Holmes refused to apologize and in doing so unleashed The Right Thinking Gods of Outrage.  Dozens of academics signed a letter calling for his resignation.  Both his radio station, Newstalk ZB and TVNZ came under increasing pressure to seek his resignation.  TVNZ dithered believing that because Holmes had said the words on his radio programme it wasn’t their issue to handle.

This stalemate went on for about a month.  The liberal Left pushed hard, demanding his head, only to be met in the latter stages by the Holmesian forces of the Right saying he should stay. Eventually, finally, when both sides were sated from tearing ideological pieces out of each other, sanity of sorts prevailed.  Holmes went on camera and apologized.
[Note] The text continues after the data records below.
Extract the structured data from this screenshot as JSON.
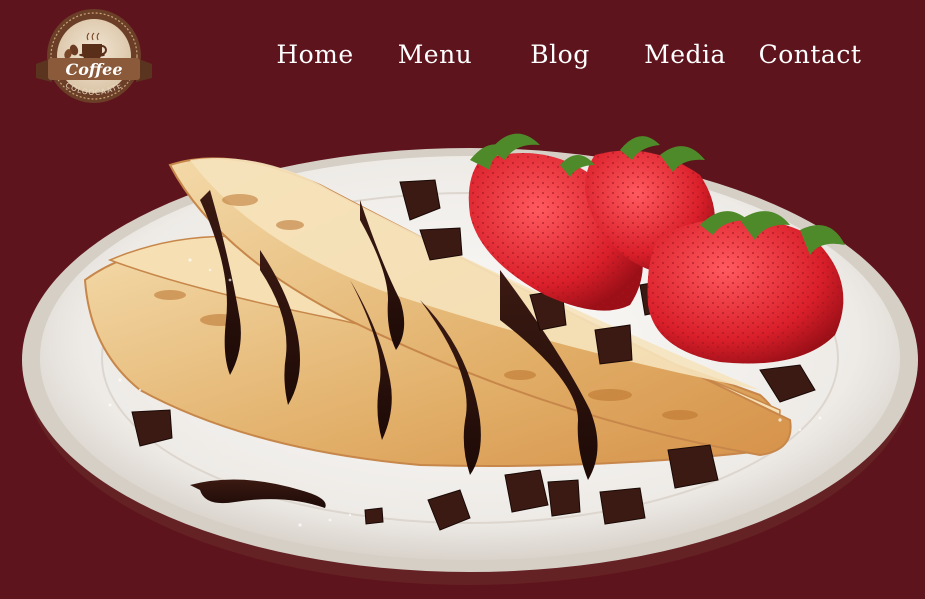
{
  "brand": {
    "logo_word": "Coffee",
    "logo_subtitle": "COLOOCAATE"
  },
  "nav": {
    "items": [
      {
        "label": "Home"
      },
      {
        "label": "Menu"
      },
      {
        "label": "Blog"
      },
      {
        "label": "Media"
      },
      {
        "label": "Contact"
      }
    ]
  },
  "colors": {
    "background": "#5e141c",
    "nav_text": "#ffffff",
    "logo_ring": "#6b3e28",
    "logo_banner": "#8a5a3a"
  },
  "hero": {
    "image_subject": "crepes with chocolate drizzle and strawberries on a plate"
  }
}
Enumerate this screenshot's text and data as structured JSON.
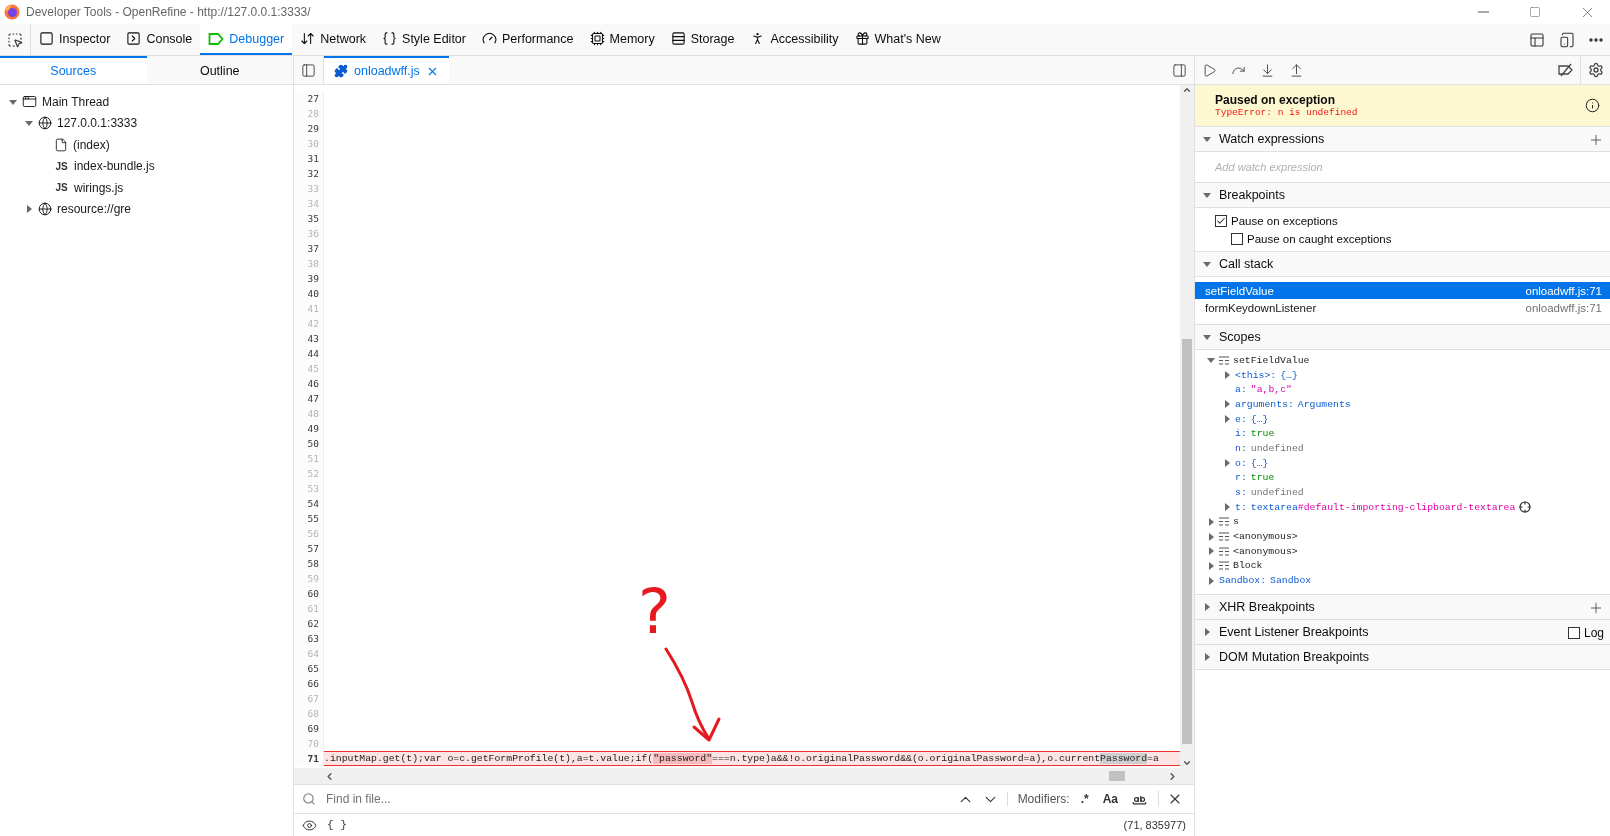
{
  "window": {
    "title": "Developer Tools - OpenRefine - http://127.0.0.1:3333/"
  },
  "toolbar": {
    "tabs": [
      {
        "label": "Inspector",
        "selected": false
      },
      {
        "label": "Console",
        "selected": false
      },
      {
        "label": "Debugger",
        "selected": true
      },
      {
        "label": "Network",
        "selected": false
      },
      {
        "label": "Style Editor",
        "selected": false
      },
      {
        "label": "Performance",
        "selected": false
      },
      {
        "label": "Memory",
        "selected": false
      },
      {
        "label": "Storage",
        "selected": false
      },
      {
        "label": "Accessibility",
        "selected": false
      },
      {
        "label": "What's New",
        "selected": false
      }
    ]
  },
  "sources_panel": {
    "tabs": [
      {
        "label": "Sources",
        "selected": true
      },
      {
        "label": "Outline",
        "selected": false
      }
    ],
    "tree": [
      {
        "label": "Main Thread",
        "kind": "thread",
        "expanded": true,
        "children": [
          {
            "label": "127.0.0.1:3333",
            "kind": "domain",
            "expanded": true,
            "children": [
              {
                "label": "(index)",
                "kind": "file"
              },
              {
                "label": "index-bundle.js",
                "kind": "js",
                "icon_label": "JS"
              },
              {
                "label": "wirings.js",
                "kind": "js",
                "icon_label": "JS"
              }
            ]
          },
          {
            "label": "resource://gre",
            "kind": "domain",
            "expanded": false
          }
        ]
      }
    ]
  },
  "editor": {
    "tabs": [
      {
        "label": "onloadwff.js",
        "selected": true
      }
    ],
    "lines": [
      {
        "number": "27",
        "breakable": true,
        "paused": false
      },
      {
        "number": "28",
        "breakable": false,
        "paused": false
      },
      {
        "number": "29",
        "breakable": true,
        "paused": false
      },
      {
        "number": "30",
        "breakable": false,
        "paused": false
      },
      {
        "number": "31",
        "breakable": true,
        "paused": false
      },
      {
        "number": "32",
        "breakable": true,
        "paused": false
      },
      {
        "number": "33",
        "breakable": false,
        "paused": false
      },
      {
        "number": "34",
        "breakable": false,
        "paused": false
      },
      {
        "number": "35",
        "breakable": true,
        "paused": false
      },
      {
        "number": "36",
        "breakable": false,
        "paused": false
      },
      {
        "number": "37",
        "breakable": true,
        "paused": false
      },
      {
        "number": "38",
        "breakable": false,
        "paused": false
      },
      {
        "number": "39",
        "breakable": true,
        "paused": false
      },
      {
        "number": "40",
        "breakable": true,
        "paused": false
      },
      {
        "number": "41",
        "breakable": false,
        "paused": false
      },
      {
        "number": "42",
        "breakable": false,
        "paused": false
      },
      {
        "number": "43",
        "breakable": true,
        "paused": false
      },
      {
        "number": "44",
        "breakable": true,
        "paused": false
      },
      {
        "number": "45",
        "breakable": false,
        "paused": false
      },
      {
        "number": "46",
        "breakable": true,
        "paused": false
      },
      {
        "number": "47",
        "breakable": true,
        "paused": false
      },
      {
        "number": "48",
        "breakable": false,
        "paused": false
      },
      {
        "number": "49",
        "breakable": true,
        "paused": false
      },
      {
        "number": "50",
        "breakable": true,
        "paused": false
      },
      {
        "number": "51",
        "breakable": false,
        "paused": false
      },
      {
        "number": "52",
        "breakable": false,
        "paused": false
      },
      {
        "number": "53",
        "breakable": false,
        "paused": false
      },
      {
        "number": "54",
        "breakable": true,
        "paused": false
      },
      {
        "number": "55",
        "breakable": true,
        "paused": false
      },
      {
        "number": "56",
        "breakable": false,
        "paused": false
      },
      {
        "number": "57",
        "breakable": true,
        "paused": false
      },
      {
        "number": "58",
        "breakable": true,
        "paused": false
      },
      {
        "number": "59",
        "breakable": false,
        "paused": false
      },
      {
        "number": "60",
        "breakable": true,
        "paused": false
      },
      {
        "number": "61",
        "breakable": false,
        "paused": false
      },
      {
        "number": "62",
        "breakable": true,
        "paused": false
      },
      {
        "number": "63",
        "breakable": true,
        "paused": false
      },
      {
        "number": "64",
        "breakable": false,
        "paused": false
      },
      {
        "number": "65",
        "breakable": true,
        "paused": false
      },
      {
        "number": "66",
        "breakable": true,
        "paused": false
      },
      {
        "number": "67",
        "breakable": false,
        "paused": false
      },
      {
        "number": "68",
        "breakable": false,
        "paused": false
      },
      {
        "number": "69",
        "breakable": true,
        "paused": false
      },
      {
        "number": "70",
        "breakable": false,
        "paused": false
      },
      {
        "number": "71",
        "breakable": true,
        "paused": true,
        "segments": [
          {
            "text": ".inputMap.get(t);var o=c.getFormProfile(t),a=t.value;if(",
            "kind": "plain"
          },
          {
            "text": "\"password\"",
            "kind": "error_highlight"
          },
          {
            "text": "===n.type)a&&!o.originalPassword&&(o.originalPassword=a),o.current",
            "kind": "plain"
          },
          {
            "text": "Password",
            "kind": "search_match"
          },
          {
            "text": "=a",
            "kind": "plain"
          }
        ]
      }
    ]
  },
  "annotation": {
    "mark": "?"
  },
  "find_bar": {
    "placeholder": "Find in file...",
    "modifiers_label": "Modifiers:",
    "regex_label": ".*",
    "case_label": "Aa"
  },
  "status_bar": {
    "pretty_print": "{ }",
    "position": "(71, 835977)"
  },
  "debugger_panel": {
    "paused": {
      "title": "Paused on exception",
      "message": "TypeError: n is undefined"
    },
    "sections": [
      {
        "kind": "watch",
        "title": "Watch expressions",
        "expanded": true,
        "placeholder": "Add watch expression"
      },
      {
        "kind": "breakpoints",
        "title": "Breakpoints",
        "expanded": true,
        "options": [
          {
            "label": "Pause on exceptions",
            "checked": true
          },
          {
            "label": "Pause on caught exceptions",
            "checked": false
          }
        ]
      },
      {
        "kind": "callstack",
        "title": "Call stack",
        "expanded": true,
        "frames": [
          {
            "name": "setFieldValue",
            "location": "onloadwff.js:71",
            "selected": true
          },
          {
            "name": "formKeydownListener",
            "location": "onloadwff.js:71",
            "selected": false
          }
        ]
      },
      {
        "kind": "scopes",
        "title": "Scopes",
        "expanded": true,
        "tree": [
          {
            "kind": "scope",
            "label": "setFieldValue",
            "expanded": true,
            "children": [
              {
                "kind": "object",
                "name": "<this>:",
                "value": "{…}",
                "expanded": false
              },
              {
                "kind": "string",
                "name": "a:",
                "value": "\"a,b,c\""
              },
              {
                "kind": "object",
                "name": "arguments:",
                "value": "Arguments",
                "expanded": false
              },
              {
                "kind": "object",
                "name": "e:",
                "value": "{…}",
                "expanded": false
              },
              {
                "kind": "boolean",
                "name": "i:",
                "value": "true"
              },
              {
                "kind": "undefined",
                "name": "n:",
                "value": "undefined"
              },
              {
                "kind": "object",
                "name": "o:",
                "value": "{…}",
                "expanded": false
              },
              {
                "kind": "boolean",
                "name": "r:",
                "value": "true"
              },
              {
                "kind": "undefined",
                "name": "s:",
                "value": "undefined"
              },
              {
                "kind": "node",
                "name": "t:",
                "value": "textarea",
                "value_id": "#default-importing-clipboard-textarea",
                "expanded": false
              }
            ]
          },
          {
            "kind": "scope",
            "label": "s",
            "expanded": false
          },
          {
            "kind": "scope",
            "label": "<anonymous>",
            "expanded": false
          },
          {
            "kind": "scope",
            "label": "<anonymous>",
            "expanded": false
          },
          {
            "kind": "scope",
            "label": "Block",
            "expanded": false
          },
          {
            "kind": "object",
            "name": "Sandbox:",
            "value": "Sandbox",
            "expanded": false
          }
        ]
      },
      {
        "kind": "xhr",
        "title": "XHR Breakpoints",
        "expanded": false
      },
      {
        "kind": "events",
        "title": "Event Listener Breakpoints",
        "expanded": false,
        "log": {
          "label": "Log",
          "checked": false
        }
      },
      {
        "kind": "dom",
        "title": "DOM Mutation Breakpoints",
        "expanded": false
      }
    ]
  }
}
Quite rightly, TVNZ were having none of that dithering this time round.  This had happened on their patch.

Yesterday afternoon it issued a statement quoting Henry apologizing for “any offense I may have caused.”
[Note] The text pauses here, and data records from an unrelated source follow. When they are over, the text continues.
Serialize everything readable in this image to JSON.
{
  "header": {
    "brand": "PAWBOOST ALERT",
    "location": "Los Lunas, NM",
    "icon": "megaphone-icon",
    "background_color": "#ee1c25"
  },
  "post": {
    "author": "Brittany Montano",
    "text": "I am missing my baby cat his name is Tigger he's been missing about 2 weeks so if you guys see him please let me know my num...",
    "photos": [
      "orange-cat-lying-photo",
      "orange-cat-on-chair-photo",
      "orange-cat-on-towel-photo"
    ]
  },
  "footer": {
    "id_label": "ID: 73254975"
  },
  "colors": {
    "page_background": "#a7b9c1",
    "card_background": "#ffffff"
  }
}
Rule Number One of Crisis Management; apologize, sincerely and fulsomely. Was it enough of an apology?  Definitely not but at least it was a start.

Then, inexplicably, the network tried to contextualise the issue with a second statement.  “The audience tell us over and over again that one of the things they love about Paul Henry is that he’s prepared to say the things we quietly think but are scared to say out loud. The question of John Key is the same, we want the answer but are too scared to ask.”

Has TVNZ’s “spokeswoman” (aka mouthpiece) Andi Brotherston gone stark, staring, raving mad or has months inside the Death Star eroded her own sense of perception?

This second statement neatly wiped out any effect of the first and acted to make the network sound as if it trying to justify the actions of a naughty presenter that they can’t control – which they can’t.

Cue the said Right Thinking Gods of Outrage.

“Breakfast” lost its tech commentator Ben Gracewood, Race Relations Commissioner Joris de Bres questioned the way Henry apologized while the Green Party’s Keith Locke stood on the rocky outcrop of Moral Indignity saying Henry’s comments “fell well short of the mark”.

The tweeting community went into frenzied overdrive with much huffing and puffing all round. The funniest tweet came from the erudite brain of David Slack, “That must be a ton of makeup they put on WhaleOil each morning before they put him next to Pippa.”

Then TVNZ’s media enemies came out to play.

It was the magic “S” for Schadenfreude as National Radio climbed on the bandwagon.  The next morning The Royal New Zealand Herald, that guardian of public morals, put none lesser a journalist than Audrey Young onto the story.  The fact that the gaffe had occurred during Henry’s weekly chat with the PM is beside the point.  What is the Herald’s doing allowing its Head of the Parliamentary Gallery to report on this kind of talk-back topic?

Henry apologized again this morning, wryly calling himself a “gypo” (or gypsy) in the process, which the Herald online dutifully recorded, tacking it onto his enemies’ jibes at the bottom of the story.

This third, more genuine, heartfelt, and self-deprecating apology should cauterize the wound and ultimately kill the irrational debate.

The essence of crisis media management is that, when you are in the wrong confess and repent, admit it fully, apologize sincerely and honestly, and you will generally achieve a measure of redemption.

Here’s the thing.  Yes, what silly little Paul Henry originally said was reprehensible but should he be stopped from saying it? No.

If the price of free speech is that we have to allow idiots to say what they want, then so be it.

The unwholesome truth in the midst of all of this is that there are folk out there who would fervently agree with Henry’s utterances.  For every well-meaning Liberal I’ll wager you there’s two Rednecks ready to staunchly defend him.  They just haven’t had a chance yet in the rush.

Here’s the real truth when it comes to telly; if you’re truly offended by what Paul Henry said, vote with your remote.

Turn the bastard off.

Starve him of an audience and then his ratings and watch the network drop him like a hot-cake.

Fat chance.  He’ll still keep two-thirds of his audience, the silent Rednecks, who’ll come slathering back for more.